7 Oct 2016
E-commerce: Data as the New Currency (Interview with Clix)
The proliferation of e-commerce has created a large volume of business data. Even though companies in Hong Kong increasingly recognise the potential value of such data, attempts to capture that value have thus far only scratched the surface. If companies thought about data on a bigger scale, they might identify whole new business models. The industry calls this "data monetisation".
Established in Hong Kong a few decades ago, Clix currently has a staff of 80, of whom some 30 are based in Hong Kong, with the rest in mainland China and in Manila. The company’s core business is exactly that - data monetisation.
“Our service goes beyond analysing data,” said King Leung, CEO of Clix. “For instance, we have a client which is an e-commerce platform with 600 million registered users. The management knew it was sitting on a gold mine, but had no idea how to utilise such a big chunk of data. In light of a mix of mainstream and out of the box analytics, we applied our decades of industry expertise in the data business as a way of coming up with new revenue models for the client. Some of these models have been piloted and have shown some promise.”
Leung found that being based in Hong Kong is highly beneficial to his business, as nearly every international brand has a regional headquarters in the city. He said: “Utilising big data is a high-level decision which usually involves senior management with regional responsibilities.”
The majority of Clix’s customer base is made up of international fashion and beauty brands, while the rest are retail giants or rapidly growing companies on the mainland. The one thing that these companies have in common is that they all possess huge customer user bases and an enormous volume of transaction data.
“In contrast to Hong Kong, which is a mature market where companies are very risk adverse, mainland business owners are willing to take risks and make decisions very fast,” said Leung. “The mainland market is highly competitive, with many industries undergoing consolidation. Business owners are more receptive to the idea of making use of big data analytics to generate new revenue. In an increasingly complex and connected world, the willingness of a business to manage and analyse data effectively is no longer just about success – for some it is about survival.”
Leung is of the view that Hong Kong has the potential to further develop data analytics and data monetisation, which are neither labour-intensive nor infrastructure-intensive industries as most of the information they rely on is now cloud-based. “Data monetisation requires analysts who possess both numerical skills and sound business acumen,” said Leung. “Proficiency in programming is an asset, but not a pre-requisite.”
Leung is very positive about Hong Kong’s platform role, saying: “Hong Kong companies, with their obvious cultural proximity to the Chinese mainland and their understanding of international market practices, will naturally be the first choice for overseas companies that want to succeed in the China market through big data analytics or data monetisation.”

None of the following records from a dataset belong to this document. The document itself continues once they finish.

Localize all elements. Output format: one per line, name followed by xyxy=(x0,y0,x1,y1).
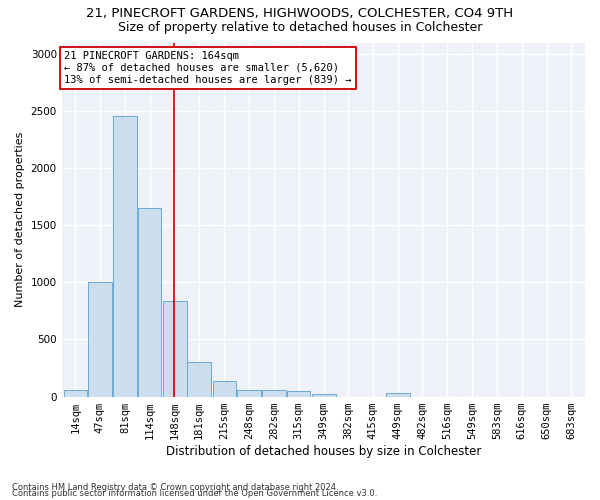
Y-axis label: Number of detached properties: Number of detached properties xyxy=(15,132,25,307)
Text: Contains public sector information licensed under the Open Government Licence v3: Contains public sector information licen… xyxy=(12,490,377,498)
Bar xyxy=(237,390,260,396)
Text: 21 PINECROFT GARDENS: 164sqm
← 87% of detached houses are smaller (5,620)
13% of: 21 PINECROFT GARDENS: 164sqm ← 87% of de… xyxy=(64,52,352,84)
Bar xyxy=(287,392,310,396)
Bar xyxy=(386,392,410,396)
Text: Contains HM Land Registry data © Crown copyright and database right 2024.: Contains HM Land Registry data © Crown c… xyxy=(12,484,338,492)
Bar xyxy=(212,380,236,396)
Bar xyxy=(163,300,187,396)
Bar xyxy=(262,390,286,396)
Bar xyxy=(312,394,335,396)
Bar xyxy=(137,208,161,396)
X-axis label: Distribution of detached houses by size in Colchester: Distribution of detached houses by size … xyxy=(166,444,481,458)
Text: 21, PINECROFT GARDENS, HIGHWOODS, COLCHESTER, CO4 9TH: 21, PINECROFT GARDENS, HIGHWOODS, COLCHE… xyxy=(86,8,514,20)
Bar xyxy=(187,362,211,396)
Bar xyxy=(88,282,112,397)
Text: Size of property relative to detached houses in Colchester: Size of property relative to detached ho… xyxy=(118,21,482,34)
Bar xyxy=(113,116,137,396)
Bar xyxy=(64,390,87,396)
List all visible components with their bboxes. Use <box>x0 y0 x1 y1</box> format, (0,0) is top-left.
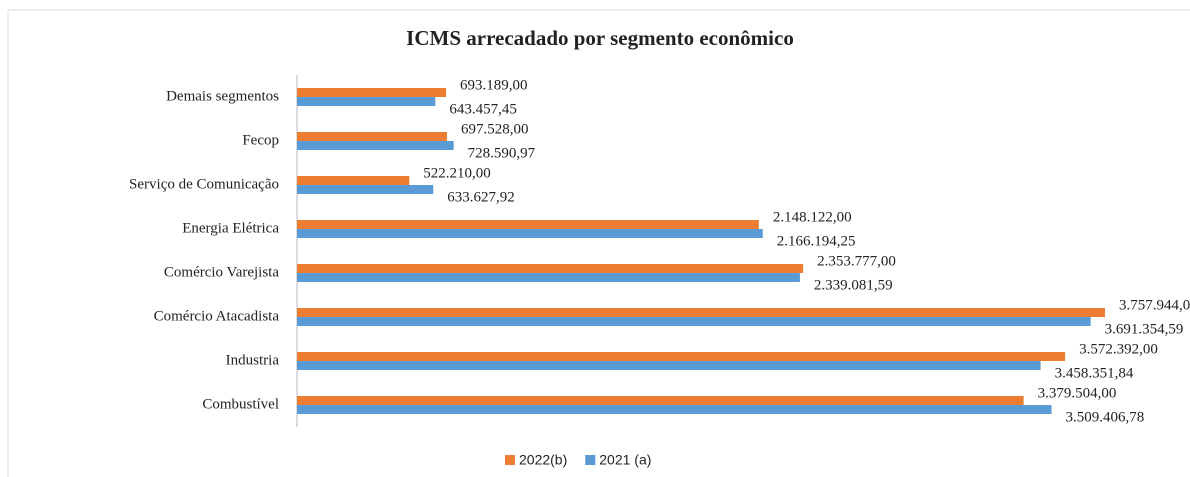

According to Leung, the integrity of Hong Kong professionals is highly recognised by mainland enterprises. He said: “There are numerous service providers on the mainland who can provide sophisticated data analytics. However, one mainland client chose our company because they are wary of opening up all of their data to local vendors for fear of data leakage. When dealing with highly valuable and highly sensitive data, the trust factor plays an important role.”